In the world of algebra, understanding the role of terms in a polynomial is vital. A linear term is one of the cornerstone pieces in this mathematical puzzle. It can be recognized by its simple form, \( bx \), where \( b \) is any real number, known as the coefficient, and \( x \) is the variable raised to the power of one, although this power is usually not written out. For instance, in the function \( 2x+3 \), \( 2x \) is the linear term.

The linear term plays a pivotal role in determining the graph of the equation. It influences the slope of the line, which is the rate at which the function increases or decreases. A function that only contains a linear term and a constant term will graph as a straight line and hence it’s called linear. If you include a linear term in a quadratic function, it will not alter the fact that the function is quadratic; it simply helps to dictate the shape of the parabola.

Moving on to the constant term, you'll find that this is the simplest type of term in a polynomial. It's a term that does not contain any variable, hence it remains constant. Its form is simply \( c \), where \( c \) is a real number. Let's consider the function \( 4x^2 - 2x + 7 \), here \( 7 \) is our constant term.

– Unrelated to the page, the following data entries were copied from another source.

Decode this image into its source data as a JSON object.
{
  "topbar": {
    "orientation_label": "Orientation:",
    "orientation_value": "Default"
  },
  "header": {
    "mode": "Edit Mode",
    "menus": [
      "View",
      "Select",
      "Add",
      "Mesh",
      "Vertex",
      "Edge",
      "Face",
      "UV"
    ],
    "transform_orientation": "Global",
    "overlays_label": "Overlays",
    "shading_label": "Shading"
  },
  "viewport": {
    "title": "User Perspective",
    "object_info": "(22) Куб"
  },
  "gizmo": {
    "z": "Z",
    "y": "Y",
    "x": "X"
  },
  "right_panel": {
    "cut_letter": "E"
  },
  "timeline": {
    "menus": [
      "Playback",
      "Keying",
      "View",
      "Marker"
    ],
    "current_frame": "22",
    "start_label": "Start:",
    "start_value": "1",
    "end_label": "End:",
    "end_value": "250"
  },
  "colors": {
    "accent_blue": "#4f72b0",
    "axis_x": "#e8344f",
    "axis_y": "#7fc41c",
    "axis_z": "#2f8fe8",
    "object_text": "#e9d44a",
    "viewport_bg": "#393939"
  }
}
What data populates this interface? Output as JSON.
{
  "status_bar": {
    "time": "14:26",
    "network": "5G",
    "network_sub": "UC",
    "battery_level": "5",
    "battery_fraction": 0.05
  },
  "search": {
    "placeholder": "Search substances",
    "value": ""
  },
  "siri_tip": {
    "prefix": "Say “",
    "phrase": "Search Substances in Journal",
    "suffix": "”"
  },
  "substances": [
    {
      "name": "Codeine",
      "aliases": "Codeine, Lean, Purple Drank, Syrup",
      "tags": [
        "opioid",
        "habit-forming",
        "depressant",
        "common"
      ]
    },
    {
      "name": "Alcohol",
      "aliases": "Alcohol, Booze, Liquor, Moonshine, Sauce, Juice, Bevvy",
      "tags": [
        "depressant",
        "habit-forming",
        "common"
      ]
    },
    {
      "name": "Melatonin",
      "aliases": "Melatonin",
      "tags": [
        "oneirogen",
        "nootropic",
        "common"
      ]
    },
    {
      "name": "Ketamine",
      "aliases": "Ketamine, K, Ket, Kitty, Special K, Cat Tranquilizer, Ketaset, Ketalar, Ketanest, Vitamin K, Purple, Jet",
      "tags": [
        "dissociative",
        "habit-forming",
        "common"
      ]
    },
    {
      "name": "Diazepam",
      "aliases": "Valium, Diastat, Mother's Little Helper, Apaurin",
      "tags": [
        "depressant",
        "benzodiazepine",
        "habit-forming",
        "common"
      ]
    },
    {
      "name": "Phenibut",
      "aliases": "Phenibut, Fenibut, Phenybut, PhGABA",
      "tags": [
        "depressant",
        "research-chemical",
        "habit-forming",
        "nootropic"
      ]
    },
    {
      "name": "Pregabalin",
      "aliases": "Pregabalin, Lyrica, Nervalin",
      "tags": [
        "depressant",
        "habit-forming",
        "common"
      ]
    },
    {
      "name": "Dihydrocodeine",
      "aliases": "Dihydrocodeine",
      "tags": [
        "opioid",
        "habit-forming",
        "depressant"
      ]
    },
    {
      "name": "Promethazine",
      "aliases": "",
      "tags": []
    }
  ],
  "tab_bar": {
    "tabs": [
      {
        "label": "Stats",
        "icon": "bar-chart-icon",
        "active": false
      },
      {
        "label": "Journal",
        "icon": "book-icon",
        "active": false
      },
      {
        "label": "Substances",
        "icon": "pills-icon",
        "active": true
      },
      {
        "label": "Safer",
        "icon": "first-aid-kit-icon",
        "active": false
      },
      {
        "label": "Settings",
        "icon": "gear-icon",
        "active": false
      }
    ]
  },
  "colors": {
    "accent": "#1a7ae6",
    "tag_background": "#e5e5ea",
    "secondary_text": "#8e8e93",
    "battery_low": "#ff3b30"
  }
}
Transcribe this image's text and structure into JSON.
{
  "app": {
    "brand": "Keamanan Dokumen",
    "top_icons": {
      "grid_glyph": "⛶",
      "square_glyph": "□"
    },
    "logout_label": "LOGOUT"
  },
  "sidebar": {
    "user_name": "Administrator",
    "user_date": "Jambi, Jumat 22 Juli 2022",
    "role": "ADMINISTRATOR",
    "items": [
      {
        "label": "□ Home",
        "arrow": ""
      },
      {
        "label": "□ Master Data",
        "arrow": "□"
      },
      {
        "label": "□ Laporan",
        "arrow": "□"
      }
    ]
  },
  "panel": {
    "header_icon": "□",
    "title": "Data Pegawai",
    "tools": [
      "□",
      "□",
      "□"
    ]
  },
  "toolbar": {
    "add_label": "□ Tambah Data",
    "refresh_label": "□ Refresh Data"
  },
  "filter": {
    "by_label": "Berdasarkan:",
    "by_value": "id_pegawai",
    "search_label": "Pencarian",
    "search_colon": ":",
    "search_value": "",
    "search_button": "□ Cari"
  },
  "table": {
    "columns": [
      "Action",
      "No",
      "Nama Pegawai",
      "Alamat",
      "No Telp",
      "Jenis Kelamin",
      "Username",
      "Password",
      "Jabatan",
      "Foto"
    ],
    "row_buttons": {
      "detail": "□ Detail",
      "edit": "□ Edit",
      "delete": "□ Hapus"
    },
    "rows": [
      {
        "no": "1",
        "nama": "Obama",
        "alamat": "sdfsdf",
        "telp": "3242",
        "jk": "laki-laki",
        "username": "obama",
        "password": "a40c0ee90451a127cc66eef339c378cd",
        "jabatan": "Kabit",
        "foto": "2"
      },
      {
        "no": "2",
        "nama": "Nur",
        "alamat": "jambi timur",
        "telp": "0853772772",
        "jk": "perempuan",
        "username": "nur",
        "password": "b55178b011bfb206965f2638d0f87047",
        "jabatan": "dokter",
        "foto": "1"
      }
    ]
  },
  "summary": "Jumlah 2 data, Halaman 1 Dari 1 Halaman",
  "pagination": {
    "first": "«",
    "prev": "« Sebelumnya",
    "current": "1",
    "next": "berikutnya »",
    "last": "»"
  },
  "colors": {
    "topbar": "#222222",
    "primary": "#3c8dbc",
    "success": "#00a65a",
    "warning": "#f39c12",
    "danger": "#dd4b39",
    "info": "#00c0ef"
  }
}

The constant term has a special job. In the graph of a linear function, it represents the y-intercept, the point where the line crosses the y-axis. In the case of a quadratic function, the constant term can affect the vertical position of the parabola, influencing where it crosses the y-axis. It's important to keep in mind that the presence of a constant term doesn't determine whether a function is linear or quadratic—a constant term can appear in both types of functions.

When it comes to expanding binomials, the FOIL method comes to the rescue. FOIL stands for First, Outside, Inside, Last and it is a shortcut for remembering the steps required to multiply two binomials. To apply this method, let's breakdown the multiplication of the given binomials \( (x-2)(x+5) \) in our exercise.

First, we multiply the first terms from each binomial, \( x \) and \( x \), giving us \( x^2 \). Next, we multiply the outside terms, \( x \) and \( +5 \), resulting in \( +5x \). Then we move onto the inside terms, \( -2 \) and \( x \), to get \( -2x \). Lastly, we multiply the last terms, \( -2 \) and \( +5 \), yielding \( -10 \). Now, combining these results, we get \( x^2 + 3x - 10 \), which constitutes our expanded quadratic function.

The FOIL method is a fundamental skill for algebra students as it is used not only for expanding expressions but also for factoring, simplifying expressions, and solving polynomial equations.